Last weekend was the breaking point for me.
One, I was at work from 4.30 pm to 2.00 am and then had to come in again because of emergency at 4.30 am.
Really, having a blackberry changes your life. It sucked to have one, at the same time, you are dead if you don't have it.
Two, I was also at the same time scrambling to move to the new place. I was not having enough time to pack my stuff and was far from packed.
Three, well... this happened on Sunday and is totally not worth mentioning here.
But the fact remained. The whole work issue got me feeling depressed and I was walking around feeling like a classic fool. I was questioning my credibility at work and my ability and whether or not I am actually good at my work... or not.
I went through the bloody interview with my boss's boss for crying out loud. Apparently I impressed that guy so much that I was picked.
But... yes... I was depressed. I took Xanax and can hardly smile or laugh. Heck... can't even cry properly.
Thankfully, the moving really took my mind off stuff. The climbing up 2 storeys for maybe a combined 7 times to and fro tested both my mental and my stamina. All that wearing a 1.5 inch wedges and halter neck dress.
I carried all 20 boxes of my shoes, my whole collection of handbags and messenger bags, my books, bookcase, comforter, pillows and other stuff that I have accumulate during my stay at the old place.
I was, for once... sweating like a pig. Seriously.
I feel like I have thighs of steel by the time the whole moving was done.
Of course it would be madness if I am to go for gym the next day, so I didn't. And yes, I was still depressed. I was still feeling like one big bag of messed up shit. So later that night, after a fucked up episode, and banana leaf rice session, I took valium and went to sleep.
The day after, while on break and was staring down 16 floors from my office, I was actually thinking how it would feel like to... well.. jump. How it'd be like to just fall.
Well.. I was curious.. didn't think of it as suicidal. Just thinking how it would feel like. Yes I was still depressed, but was not thinking about ending my life and shit. Maybe I should bungy jump one of these days, or slack the tension during wall climbing.
The next day, thanks to whoever it was cooking tonnes of dried fish downstairs, I woke up and was awake for a good 20 minutes before deciding that I should go to the gym and make good use of my awake time.
So... I did :
- 50 floors of stepper in 10 minutes,
- 1 rep of 20x on leg press (weight : 70KG) and single leg press (30KG).

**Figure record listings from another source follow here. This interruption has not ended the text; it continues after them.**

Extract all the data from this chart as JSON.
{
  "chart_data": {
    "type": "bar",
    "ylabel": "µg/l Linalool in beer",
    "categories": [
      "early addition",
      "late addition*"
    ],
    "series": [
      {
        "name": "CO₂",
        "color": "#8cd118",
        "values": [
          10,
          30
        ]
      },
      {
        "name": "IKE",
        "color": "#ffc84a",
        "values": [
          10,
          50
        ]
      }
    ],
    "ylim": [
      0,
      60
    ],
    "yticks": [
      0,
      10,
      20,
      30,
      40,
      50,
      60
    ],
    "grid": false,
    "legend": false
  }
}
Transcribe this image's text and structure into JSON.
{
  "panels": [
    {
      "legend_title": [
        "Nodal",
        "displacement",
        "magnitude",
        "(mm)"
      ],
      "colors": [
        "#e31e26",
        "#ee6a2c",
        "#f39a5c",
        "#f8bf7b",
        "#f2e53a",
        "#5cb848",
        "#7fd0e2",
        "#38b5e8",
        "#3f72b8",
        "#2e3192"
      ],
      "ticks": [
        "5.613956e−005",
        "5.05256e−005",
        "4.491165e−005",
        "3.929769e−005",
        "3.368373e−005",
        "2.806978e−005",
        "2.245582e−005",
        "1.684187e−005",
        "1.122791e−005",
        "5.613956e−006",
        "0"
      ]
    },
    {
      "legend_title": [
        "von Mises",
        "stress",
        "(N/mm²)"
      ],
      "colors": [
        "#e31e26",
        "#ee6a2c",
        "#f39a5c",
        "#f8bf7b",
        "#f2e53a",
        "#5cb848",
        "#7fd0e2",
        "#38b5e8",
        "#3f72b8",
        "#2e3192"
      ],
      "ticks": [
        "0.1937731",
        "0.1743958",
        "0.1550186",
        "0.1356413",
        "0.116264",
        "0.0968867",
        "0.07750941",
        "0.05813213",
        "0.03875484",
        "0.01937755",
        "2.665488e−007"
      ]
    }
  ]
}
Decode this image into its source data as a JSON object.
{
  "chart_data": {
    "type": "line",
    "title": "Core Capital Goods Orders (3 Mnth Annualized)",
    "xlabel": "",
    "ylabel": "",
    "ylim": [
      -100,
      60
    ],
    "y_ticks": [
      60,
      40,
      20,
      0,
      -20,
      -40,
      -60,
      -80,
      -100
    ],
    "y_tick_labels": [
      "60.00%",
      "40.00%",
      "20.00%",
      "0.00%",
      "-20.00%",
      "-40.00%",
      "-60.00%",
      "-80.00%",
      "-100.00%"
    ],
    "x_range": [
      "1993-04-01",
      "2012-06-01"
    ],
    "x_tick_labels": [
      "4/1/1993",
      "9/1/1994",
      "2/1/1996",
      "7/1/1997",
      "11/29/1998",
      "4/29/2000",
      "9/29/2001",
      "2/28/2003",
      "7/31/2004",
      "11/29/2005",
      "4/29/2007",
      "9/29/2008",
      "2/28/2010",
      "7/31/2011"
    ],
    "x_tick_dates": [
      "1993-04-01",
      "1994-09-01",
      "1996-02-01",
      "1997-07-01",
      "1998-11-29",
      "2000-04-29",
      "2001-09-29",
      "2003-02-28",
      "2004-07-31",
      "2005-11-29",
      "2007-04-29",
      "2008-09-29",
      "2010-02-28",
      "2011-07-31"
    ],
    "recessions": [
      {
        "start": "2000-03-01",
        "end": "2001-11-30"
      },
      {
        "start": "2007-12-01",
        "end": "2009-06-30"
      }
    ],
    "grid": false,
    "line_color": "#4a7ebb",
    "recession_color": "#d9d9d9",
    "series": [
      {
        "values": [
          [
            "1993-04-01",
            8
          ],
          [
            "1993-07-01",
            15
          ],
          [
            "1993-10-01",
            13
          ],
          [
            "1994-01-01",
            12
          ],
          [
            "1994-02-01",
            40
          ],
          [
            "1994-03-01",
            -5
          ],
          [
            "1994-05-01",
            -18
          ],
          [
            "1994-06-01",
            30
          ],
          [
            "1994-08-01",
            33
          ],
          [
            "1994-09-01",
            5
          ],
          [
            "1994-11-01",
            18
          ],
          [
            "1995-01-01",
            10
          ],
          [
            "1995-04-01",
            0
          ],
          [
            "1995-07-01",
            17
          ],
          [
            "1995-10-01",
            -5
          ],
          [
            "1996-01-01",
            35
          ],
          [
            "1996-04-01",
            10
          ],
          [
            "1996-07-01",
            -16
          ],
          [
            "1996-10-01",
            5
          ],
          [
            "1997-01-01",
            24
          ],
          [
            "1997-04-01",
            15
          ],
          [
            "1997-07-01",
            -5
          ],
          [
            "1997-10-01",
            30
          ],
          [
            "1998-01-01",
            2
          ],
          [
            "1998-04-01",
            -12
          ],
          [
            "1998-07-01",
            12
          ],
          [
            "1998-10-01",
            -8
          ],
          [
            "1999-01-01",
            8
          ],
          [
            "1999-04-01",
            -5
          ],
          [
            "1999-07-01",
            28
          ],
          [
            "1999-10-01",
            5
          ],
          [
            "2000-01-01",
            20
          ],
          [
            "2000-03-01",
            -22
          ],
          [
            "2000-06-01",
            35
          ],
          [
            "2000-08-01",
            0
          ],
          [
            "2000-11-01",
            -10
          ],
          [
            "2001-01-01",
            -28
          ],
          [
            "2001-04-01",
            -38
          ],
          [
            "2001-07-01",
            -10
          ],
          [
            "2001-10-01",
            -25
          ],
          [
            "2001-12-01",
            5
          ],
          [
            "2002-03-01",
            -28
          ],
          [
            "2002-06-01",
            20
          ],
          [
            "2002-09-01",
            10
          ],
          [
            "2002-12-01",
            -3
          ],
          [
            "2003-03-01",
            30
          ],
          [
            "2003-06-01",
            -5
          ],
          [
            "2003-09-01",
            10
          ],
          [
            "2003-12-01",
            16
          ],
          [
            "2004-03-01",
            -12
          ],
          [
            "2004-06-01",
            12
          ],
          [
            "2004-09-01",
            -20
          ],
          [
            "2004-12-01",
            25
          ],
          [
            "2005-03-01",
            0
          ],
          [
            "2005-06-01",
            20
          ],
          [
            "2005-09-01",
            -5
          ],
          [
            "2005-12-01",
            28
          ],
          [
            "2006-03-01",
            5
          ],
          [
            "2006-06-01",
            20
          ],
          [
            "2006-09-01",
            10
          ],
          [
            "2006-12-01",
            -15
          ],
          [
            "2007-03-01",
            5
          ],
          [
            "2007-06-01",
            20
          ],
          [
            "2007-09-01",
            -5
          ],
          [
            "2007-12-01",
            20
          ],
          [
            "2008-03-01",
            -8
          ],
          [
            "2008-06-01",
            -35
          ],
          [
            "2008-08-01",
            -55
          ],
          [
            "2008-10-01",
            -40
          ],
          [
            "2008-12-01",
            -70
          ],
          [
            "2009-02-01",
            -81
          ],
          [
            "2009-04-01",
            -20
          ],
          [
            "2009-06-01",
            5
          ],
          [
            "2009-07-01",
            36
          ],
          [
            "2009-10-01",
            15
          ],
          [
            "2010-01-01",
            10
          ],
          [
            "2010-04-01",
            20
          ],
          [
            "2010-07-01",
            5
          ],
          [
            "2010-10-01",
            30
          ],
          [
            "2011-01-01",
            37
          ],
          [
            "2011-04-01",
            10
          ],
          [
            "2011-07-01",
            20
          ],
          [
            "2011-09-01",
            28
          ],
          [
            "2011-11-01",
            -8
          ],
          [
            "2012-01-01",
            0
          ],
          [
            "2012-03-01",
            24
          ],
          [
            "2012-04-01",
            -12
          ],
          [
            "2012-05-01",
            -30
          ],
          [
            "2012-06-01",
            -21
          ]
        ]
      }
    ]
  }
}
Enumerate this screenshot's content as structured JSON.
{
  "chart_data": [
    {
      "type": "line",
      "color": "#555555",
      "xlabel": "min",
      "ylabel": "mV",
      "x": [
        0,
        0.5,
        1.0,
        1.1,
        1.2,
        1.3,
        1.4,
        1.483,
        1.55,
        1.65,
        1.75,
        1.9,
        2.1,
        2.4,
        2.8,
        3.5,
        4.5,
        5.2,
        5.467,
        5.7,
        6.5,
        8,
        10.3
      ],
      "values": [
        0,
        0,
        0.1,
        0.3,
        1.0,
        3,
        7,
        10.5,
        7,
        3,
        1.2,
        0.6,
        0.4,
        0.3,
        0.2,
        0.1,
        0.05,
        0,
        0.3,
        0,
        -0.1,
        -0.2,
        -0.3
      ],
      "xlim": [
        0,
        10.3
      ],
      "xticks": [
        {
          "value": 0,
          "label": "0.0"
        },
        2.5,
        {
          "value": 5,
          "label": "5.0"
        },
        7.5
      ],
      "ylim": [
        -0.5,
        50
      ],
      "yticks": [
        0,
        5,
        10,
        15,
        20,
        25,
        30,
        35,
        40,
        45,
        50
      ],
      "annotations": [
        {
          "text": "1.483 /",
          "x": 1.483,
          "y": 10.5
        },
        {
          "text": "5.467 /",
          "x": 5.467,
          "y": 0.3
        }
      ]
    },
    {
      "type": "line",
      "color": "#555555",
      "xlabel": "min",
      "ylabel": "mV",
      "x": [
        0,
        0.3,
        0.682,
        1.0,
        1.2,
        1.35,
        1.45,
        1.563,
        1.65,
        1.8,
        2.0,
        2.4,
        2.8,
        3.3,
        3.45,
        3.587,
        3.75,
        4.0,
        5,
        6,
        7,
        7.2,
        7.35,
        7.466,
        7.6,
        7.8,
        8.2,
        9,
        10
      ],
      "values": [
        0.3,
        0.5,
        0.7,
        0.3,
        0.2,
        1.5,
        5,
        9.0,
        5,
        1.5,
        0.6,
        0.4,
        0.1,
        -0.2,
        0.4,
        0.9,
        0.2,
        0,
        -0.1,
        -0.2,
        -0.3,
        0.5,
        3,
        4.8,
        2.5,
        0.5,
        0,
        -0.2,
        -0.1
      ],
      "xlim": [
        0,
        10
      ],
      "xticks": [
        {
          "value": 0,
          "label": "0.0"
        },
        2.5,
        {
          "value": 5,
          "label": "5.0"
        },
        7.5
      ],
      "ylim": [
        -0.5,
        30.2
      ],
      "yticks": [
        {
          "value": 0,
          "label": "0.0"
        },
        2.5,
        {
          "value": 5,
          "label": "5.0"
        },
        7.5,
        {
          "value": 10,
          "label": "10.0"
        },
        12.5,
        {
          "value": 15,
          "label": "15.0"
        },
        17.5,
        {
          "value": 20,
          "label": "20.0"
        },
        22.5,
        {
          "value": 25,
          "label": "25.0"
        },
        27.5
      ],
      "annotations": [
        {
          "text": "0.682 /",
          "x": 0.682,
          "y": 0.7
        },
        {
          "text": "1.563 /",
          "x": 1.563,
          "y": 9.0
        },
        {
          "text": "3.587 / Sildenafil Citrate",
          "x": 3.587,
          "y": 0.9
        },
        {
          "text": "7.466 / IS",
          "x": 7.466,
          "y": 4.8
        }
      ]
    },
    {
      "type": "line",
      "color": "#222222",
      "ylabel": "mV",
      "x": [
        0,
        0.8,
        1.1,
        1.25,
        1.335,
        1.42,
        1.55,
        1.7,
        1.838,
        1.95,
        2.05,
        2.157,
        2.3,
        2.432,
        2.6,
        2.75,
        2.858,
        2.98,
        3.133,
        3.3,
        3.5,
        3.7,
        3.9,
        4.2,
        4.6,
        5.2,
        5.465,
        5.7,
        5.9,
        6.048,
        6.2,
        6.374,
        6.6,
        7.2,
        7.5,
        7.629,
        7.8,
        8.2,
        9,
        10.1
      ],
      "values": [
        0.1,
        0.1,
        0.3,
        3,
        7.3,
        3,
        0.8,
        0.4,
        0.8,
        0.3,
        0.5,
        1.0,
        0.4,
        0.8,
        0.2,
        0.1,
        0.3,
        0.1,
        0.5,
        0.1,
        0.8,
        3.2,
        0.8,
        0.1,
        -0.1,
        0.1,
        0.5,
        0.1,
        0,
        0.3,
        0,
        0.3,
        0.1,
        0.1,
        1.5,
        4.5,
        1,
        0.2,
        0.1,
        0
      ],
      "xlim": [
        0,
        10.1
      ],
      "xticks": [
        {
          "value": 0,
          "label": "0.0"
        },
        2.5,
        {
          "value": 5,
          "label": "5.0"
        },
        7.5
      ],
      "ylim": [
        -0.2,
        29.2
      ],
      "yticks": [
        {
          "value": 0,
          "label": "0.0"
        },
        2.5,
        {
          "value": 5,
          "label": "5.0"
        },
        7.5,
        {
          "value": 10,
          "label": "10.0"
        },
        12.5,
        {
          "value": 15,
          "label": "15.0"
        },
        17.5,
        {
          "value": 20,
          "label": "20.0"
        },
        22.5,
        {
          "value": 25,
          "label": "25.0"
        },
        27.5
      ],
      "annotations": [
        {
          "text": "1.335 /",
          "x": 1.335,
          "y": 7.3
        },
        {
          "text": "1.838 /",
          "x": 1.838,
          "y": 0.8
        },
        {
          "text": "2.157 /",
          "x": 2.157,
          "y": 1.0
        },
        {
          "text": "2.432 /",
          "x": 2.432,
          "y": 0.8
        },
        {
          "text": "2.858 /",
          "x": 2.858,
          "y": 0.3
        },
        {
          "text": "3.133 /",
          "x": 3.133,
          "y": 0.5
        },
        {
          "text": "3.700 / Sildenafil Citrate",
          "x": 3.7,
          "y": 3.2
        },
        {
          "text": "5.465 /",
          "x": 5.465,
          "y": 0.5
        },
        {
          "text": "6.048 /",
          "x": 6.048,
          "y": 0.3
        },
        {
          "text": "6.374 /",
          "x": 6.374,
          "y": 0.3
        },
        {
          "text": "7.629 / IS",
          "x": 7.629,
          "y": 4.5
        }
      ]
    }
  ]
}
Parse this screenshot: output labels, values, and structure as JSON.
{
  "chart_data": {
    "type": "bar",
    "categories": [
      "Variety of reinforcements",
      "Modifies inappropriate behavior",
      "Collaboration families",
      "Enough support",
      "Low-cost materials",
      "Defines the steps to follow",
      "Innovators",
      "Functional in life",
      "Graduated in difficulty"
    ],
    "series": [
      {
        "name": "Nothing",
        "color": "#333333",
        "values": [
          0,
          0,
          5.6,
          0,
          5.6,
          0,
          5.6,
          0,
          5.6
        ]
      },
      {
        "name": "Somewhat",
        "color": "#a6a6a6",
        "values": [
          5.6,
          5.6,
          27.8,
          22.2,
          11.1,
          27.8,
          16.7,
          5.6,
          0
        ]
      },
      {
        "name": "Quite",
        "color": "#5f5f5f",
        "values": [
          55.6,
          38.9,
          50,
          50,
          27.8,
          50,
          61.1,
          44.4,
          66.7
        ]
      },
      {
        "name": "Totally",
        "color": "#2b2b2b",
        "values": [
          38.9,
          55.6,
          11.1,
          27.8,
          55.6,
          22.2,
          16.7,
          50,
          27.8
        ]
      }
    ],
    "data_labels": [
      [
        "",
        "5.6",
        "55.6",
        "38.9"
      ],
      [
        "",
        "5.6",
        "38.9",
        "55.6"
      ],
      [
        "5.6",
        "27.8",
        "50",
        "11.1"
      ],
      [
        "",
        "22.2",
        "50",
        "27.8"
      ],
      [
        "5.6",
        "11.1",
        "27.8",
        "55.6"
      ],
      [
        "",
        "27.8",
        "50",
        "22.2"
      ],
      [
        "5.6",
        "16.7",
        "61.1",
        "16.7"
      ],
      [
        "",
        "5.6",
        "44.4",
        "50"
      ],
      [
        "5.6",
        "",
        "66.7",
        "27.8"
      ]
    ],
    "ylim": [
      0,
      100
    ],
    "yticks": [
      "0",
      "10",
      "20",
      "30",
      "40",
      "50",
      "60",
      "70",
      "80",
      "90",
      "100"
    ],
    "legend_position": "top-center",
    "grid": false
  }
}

- 1 rep of 20x arm press (weight : 7 pounds) on Bosu pad
- 1 rep of half push up on bosu pad : 15x
- 1 rep of half push up : 10 times
- 1 rep of alternate leg kicks : 10x
I was pressed for time so, hence the 1 rep of everything. And also because most machines are occupied and there were a lot of people in the gym at that hour and I was starting to feel a bit... suffocated.
And after a vegan wonton noodle meal, I felt so much better. I was even thinking about cutting down on meat and re-starting Yoga.
And while I admit that I am still very much dependent on my anti depressants, exercise is.. ladies and gents, one of the things that work if you want a 'peace of mind', to help keep you sane.